Recombinant polyketide synthesis in Streptomyces: engineering of improved host strains.

Efficient polyketide synthesis derived from plasmid-borne heterologous Streptomyces polyketide synthase (PKS) gene clusters necessitates a suitable host strain. Well-characterized laboratory strains such as Streptomyces coelicolor or Streptomyces lividans and their frequently used derivatives carry endogenous genes for the synthesis of actinorhodin (among other PKS genes), which might interfere with the efficient production of extrachromosomally encoded PKS proteins and the quantitative analysis of their secreted polyketide products.
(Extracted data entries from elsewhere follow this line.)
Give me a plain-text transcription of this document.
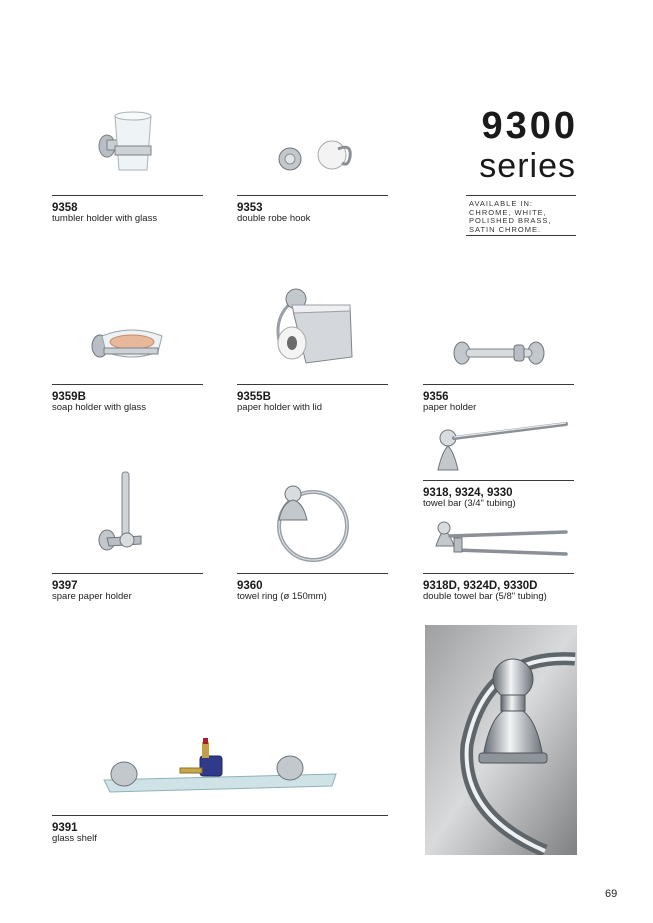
9300
series
AVAILABLE IN:
CHROME, WHITE,
POLISHED BRASS,
SATIN CHROME.
9358
tumbler holder with glass
9353
double robe hook
9359B
soap holder with glass
9355B
paper holder with lid
9356
paper holder
9318, 9324, 9330
towel bar (3/4" tubing)
9397
spare paper holder
9360
towel ring (ø 150mm)
9318D, 9324D, 9330D
double towel bar (5/8" tubing)
9391
glass shelf
69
To circumvent this problem, a frequently used S. coelicolor derivative, designated CH999, was engineered to lack most of the actinorhodin gene cluster. However, this strain can only be transformed with methyl-free DNA. Additionally, unlike its otherwise isogenic parent CH1, CH999 exhibits low transformation efficiencies. Here, we report the construction of two S. lividans host strains, K4-114 and K4-155. With respect to the actinorhodin gene cluster, both are genotypically identical to CH999; however, both can be transformed at considerably higher frequencies and also with methylated DNA. Upon transformation with the appropriate expression vector, CH999, K4-114 and K4-155 all produce the erythromycin precursor 6-deoxyerythronolide B (6-dEB) equally well.